There are two known statements from News 1130 in relation to the piece.
- The two-parter that is publicly visible now: "News 1130 has deleted a tweet about an article regarding the Black Lives Matter movement. The article, also deleted, did not meet our journalistic standards for balance, and its potential negative impact was not fully considered. (1/2)” and “News 1130 regrets any harm done and is committed to ensuring our journalism meets a higher standard. (2/2)”
- An initial deleted tweet was saved by a user. It read: "NEWS 1130 has deleted a tweet about an article regarding the Black Lives Matter movement. In an effort to ensure fair and balanced coverage, we are seeking additional voices for this story."
The difference between the two being: the deleted tweet claimed they were seeking “additional voices” for the story.
Unfortunately no archive exists of the News 1130 piece before it was taken down. When questioned Sonia Orlu said it was a straightforward interview of her paper and didn't believe she said anything too controversial that'd warrant the outlet taking down the article entirely.
What we know is that the News 1130 article was titled “BLM resorts to ‘emotional blackmail,’ argues Black SFU academic.” With the visible part of the lede stating “Claiming Black Lives Matter is founded on a faulty and racially divisive premise, a Black academic shares why she no longer identifies with the…” before cutting off.
A grand total of two people on Twitter linked to the piece directly. A review of tweets directed to @NEWS1130 in the interim of when the article was up, shows no visible public outrage whatsoever of note.
The notion that any “harm” was caused by the piece in question doesn’t seem to exist.
What we’re left with is the author’s own testimony and the paper they wrote themselves. "Support for Black Lives Matter has dominated the mainstream narrative, so I’m at a loss as to why my informed opinion (backed by data) on the movement and it’s organizations doesn’t contribute to “fair and balanced” coverage," tweeted Sonia Orlu, with a link to her paper.
Titled: “Why I don’t support the Black Lives Matter movement.”
"My support of BLM began to erode when this conversation morphed into a diatribe" was really the first eye-opening statement of her thesis. Backed up by examples like the “Hands up, don’t shoot!” fabrication the MSM attributed to Michael Brown.
At a glance:
Orlu signals out the belief by BLM supporters that: 1.) all cops are racists and enjoy terrorizing and/or are working towards exterminating black people. 2.) all white people are somehow complicit in “systemic racism” and this is the number one thing keeping black people down. "I also became disturbed by the neo-Marxist bent of the movement’s rhetoric,” Sonia adds.
When it comes to the use of police force she’s not shy about condemning police brutality.
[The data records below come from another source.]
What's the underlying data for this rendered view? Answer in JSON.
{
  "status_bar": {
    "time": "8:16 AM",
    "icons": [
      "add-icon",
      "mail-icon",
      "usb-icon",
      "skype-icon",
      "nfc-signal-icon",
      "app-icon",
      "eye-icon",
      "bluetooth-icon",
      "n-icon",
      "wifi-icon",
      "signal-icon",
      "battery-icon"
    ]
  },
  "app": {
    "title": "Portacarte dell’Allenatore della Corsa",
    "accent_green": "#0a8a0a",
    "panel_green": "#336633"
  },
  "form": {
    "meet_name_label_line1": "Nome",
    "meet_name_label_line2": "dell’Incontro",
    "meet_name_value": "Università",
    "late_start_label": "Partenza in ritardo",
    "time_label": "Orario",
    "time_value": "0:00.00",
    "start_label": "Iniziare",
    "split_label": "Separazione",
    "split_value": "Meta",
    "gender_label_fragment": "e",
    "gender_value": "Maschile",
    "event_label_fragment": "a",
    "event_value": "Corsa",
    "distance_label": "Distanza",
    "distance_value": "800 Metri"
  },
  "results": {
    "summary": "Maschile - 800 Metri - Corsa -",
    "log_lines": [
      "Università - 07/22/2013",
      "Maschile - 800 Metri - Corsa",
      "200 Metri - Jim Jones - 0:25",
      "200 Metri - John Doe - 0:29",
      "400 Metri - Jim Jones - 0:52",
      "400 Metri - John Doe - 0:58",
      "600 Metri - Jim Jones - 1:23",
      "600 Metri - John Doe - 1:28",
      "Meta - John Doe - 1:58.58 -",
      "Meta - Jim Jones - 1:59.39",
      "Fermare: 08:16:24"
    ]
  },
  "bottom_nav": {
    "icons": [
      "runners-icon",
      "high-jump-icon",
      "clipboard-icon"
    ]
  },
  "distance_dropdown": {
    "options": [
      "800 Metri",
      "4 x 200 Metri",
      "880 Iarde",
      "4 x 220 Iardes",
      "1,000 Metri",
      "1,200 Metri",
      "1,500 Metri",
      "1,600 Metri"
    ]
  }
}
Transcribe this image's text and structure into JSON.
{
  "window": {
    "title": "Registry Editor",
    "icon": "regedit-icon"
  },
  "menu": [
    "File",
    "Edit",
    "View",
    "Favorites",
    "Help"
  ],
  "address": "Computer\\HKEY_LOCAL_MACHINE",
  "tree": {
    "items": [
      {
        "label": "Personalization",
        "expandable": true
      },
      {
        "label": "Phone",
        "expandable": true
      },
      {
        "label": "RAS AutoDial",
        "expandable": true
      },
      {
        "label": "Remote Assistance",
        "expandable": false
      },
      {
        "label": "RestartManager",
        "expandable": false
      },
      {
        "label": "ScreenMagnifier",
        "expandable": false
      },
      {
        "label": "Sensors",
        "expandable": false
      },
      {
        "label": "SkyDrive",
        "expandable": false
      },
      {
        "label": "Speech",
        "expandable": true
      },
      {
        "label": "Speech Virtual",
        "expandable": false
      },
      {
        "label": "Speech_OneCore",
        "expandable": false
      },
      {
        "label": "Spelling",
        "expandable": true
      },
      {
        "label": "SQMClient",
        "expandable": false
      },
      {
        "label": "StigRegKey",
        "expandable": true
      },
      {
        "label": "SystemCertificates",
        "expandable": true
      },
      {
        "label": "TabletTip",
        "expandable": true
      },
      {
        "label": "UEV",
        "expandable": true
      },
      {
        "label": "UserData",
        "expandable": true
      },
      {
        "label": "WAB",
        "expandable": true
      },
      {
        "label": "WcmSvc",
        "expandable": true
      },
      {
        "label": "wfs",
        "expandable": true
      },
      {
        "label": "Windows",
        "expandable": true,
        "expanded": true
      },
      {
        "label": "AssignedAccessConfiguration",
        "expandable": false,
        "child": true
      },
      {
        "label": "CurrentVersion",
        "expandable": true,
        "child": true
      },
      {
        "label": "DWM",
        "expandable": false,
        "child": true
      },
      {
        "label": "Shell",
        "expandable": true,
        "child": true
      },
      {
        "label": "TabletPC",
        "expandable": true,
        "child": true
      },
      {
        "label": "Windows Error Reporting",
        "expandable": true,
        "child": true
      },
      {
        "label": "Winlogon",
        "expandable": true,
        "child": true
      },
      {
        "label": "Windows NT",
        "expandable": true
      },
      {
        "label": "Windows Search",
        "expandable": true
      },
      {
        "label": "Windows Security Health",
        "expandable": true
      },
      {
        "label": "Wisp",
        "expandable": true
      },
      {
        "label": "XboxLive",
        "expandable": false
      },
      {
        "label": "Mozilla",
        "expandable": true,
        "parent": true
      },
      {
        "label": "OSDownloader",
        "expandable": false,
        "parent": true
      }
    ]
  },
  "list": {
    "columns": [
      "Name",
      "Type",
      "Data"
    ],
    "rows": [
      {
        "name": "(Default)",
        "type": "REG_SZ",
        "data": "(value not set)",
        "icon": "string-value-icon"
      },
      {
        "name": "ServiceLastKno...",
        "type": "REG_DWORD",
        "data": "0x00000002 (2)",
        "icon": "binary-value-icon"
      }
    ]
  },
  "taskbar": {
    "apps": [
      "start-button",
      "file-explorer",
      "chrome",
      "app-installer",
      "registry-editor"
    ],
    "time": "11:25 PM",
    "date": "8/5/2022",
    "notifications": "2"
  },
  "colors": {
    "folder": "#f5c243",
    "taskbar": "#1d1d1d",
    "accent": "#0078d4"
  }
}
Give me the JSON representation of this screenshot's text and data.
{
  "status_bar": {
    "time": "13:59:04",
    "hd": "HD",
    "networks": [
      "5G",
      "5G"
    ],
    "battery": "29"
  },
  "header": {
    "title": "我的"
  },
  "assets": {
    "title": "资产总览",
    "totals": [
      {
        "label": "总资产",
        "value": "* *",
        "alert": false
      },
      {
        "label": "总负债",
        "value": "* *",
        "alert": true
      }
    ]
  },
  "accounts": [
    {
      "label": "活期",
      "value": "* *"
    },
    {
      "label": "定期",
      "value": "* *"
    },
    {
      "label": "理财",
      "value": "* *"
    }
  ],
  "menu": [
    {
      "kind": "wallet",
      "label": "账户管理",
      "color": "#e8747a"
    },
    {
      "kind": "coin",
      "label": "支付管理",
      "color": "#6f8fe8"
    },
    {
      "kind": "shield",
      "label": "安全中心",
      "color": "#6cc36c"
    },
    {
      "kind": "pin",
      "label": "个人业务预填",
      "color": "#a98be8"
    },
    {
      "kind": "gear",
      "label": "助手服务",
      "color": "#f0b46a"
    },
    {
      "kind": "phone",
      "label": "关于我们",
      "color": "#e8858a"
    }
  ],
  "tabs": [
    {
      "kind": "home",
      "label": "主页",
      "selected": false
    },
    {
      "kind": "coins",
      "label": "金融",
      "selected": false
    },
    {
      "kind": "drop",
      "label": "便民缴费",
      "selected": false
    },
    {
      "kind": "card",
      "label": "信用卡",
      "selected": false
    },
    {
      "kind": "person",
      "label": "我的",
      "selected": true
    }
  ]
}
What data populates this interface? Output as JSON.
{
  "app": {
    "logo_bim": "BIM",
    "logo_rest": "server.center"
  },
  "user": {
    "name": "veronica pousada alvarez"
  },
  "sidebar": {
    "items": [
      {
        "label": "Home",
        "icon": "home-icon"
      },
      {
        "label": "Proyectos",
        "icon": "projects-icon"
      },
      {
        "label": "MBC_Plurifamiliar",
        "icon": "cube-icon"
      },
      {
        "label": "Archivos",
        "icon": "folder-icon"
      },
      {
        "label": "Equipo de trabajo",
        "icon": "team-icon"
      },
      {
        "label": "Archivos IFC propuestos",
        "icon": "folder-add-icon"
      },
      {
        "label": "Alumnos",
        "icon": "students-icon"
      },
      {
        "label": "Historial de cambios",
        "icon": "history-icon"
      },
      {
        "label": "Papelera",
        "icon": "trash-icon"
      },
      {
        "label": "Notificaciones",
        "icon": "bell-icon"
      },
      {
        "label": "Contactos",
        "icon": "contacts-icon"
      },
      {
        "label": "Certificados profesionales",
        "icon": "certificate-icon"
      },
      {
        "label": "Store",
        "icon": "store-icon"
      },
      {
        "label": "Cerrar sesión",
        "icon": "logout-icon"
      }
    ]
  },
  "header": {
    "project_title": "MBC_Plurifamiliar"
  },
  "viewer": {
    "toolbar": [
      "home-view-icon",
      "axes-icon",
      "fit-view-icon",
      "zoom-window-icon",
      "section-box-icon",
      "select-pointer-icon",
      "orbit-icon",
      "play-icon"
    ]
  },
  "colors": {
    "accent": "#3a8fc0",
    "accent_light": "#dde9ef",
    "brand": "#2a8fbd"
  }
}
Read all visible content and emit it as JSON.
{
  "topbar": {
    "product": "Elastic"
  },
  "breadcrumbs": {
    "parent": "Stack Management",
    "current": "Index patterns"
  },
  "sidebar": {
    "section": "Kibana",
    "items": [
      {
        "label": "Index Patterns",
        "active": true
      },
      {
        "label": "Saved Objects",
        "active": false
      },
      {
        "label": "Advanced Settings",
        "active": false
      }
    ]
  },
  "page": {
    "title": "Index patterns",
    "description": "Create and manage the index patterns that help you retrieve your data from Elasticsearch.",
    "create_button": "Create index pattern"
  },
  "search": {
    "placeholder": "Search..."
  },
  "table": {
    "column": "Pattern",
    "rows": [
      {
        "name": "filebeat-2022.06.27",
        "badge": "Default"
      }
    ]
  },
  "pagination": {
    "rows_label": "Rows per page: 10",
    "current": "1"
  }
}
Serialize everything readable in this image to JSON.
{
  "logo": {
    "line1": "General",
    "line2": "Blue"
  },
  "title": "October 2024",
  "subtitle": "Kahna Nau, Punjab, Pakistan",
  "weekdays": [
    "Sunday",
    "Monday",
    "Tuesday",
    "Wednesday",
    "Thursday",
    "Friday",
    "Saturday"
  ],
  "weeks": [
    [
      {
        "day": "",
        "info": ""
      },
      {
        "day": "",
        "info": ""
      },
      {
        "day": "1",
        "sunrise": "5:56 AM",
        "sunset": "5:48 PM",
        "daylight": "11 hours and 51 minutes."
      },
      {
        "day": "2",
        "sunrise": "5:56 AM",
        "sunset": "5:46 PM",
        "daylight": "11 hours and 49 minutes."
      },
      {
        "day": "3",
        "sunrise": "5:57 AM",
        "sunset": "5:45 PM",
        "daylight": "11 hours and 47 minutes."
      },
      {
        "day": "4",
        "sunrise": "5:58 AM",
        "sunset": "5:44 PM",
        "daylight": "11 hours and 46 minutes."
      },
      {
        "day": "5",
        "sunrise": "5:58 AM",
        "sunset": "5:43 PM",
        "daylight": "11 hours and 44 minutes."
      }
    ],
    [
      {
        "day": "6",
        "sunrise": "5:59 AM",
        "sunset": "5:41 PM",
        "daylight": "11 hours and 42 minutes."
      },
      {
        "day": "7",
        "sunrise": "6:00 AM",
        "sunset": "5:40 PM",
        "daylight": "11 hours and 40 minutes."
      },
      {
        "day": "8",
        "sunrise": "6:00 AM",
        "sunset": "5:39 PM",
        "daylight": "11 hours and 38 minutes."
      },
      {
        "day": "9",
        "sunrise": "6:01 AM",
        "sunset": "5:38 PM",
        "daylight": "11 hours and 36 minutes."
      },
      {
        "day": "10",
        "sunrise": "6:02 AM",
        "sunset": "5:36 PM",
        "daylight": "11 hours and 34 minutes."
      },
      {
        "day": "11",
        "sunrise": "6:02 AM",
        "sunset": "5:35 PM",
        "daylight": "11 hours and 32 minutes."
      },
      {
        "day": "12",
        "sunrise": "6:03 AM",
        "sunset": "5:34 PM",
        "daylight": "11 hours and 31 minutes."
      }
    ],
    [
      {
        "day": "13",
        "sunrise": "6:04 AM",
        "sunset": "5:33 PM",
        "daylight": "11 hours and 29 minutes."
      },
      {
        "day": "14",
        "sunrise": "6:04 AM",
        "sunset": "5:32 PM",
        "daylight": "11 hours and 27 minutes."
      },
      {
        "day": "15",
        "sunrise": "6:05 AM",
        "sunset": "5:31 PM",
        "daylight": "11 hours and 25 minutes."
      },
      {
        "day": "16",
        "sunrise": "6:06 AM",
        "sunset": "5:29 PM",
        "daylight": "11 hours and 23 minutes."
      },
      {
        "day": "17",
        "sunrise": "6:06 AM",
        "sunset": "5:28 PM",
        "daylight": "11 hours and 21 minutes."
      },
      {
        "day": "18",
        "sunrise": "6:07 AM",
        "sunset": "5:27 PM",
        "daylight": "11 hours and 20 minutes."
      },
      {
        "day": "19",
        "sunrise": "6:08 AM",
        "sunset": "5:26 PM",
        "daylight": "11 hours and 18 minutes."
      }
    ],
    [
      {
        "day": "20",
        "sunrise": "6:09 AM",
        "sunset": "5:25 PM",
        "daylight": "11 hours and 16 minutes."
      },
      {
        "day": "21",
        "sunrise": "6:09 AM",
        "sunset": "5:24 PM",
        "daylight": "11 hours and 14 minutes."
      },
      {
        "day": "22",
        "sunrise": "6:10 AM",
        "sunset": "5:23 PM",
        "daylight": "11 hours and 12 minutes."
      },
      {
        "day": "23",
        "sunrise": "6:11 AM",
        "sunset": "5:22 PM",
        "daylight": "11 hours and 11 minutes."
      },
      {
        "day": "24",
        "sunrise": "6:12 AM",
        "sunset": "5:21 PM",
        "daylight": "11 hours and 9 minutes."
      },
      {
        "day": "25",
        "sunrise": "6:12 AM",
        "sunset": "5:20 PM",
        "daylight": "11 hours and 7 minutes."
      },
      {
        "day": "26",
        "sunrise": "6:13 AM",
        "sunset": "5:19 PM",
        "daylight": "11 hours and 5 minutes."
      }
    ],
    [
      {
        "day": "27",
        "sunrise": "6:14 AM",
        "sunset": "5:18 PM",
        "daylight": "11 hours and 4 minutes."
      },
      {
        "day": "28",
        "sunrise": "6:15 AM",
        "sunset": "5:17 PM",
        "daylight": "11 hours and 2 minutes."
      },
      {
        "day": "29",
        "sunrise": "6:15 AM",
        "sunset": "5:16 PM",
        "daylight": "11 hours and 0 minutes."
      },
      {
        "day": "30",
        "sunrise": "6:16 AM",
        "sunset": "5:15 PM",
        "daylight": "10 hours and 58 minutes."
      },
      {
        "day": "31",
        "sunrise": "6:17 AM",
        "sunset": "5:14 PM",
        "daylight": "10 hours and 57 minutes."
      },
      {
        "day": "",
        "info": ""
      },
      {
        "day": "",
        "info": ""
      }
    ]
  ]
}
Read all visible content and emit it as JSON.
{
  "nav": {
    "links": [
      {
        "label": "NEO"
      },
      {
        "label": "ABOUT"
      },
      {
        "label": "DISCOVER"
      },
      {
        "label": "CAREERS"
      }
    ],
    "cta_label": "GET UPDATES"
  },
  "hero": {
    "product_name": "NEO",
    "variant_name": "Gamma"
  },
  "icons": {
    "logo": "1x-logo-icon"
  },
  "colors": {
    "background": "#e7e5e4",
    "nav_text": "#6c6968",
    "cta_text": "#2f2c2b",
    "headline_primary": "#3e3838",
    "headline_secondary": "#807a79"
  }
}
But conversely she’s keen on pointing out that an agenda where cops target black people was not objectively at play in the death of George Floyd. However Sonia cites the case of Tony Timpa where it was apparent that a non-black person was the subject of police brutality. It just didn’t capture mainstream attention.
However she’s clear not to throw western countries having problems with racism out the window. Sonia acknowledges black people being arrested and convicted at higher rates than white people in the US and Canada. She believes there’s important conversation to be had about non-violent offences (especially when it comes to drugs), as well as “social, political, and economic” policies of the past and present that created negative environments for black folks and their families.
It’s worth reading the paper for yourself, and seeing the sources and data cited therein to back up Sonia Orlu’s points.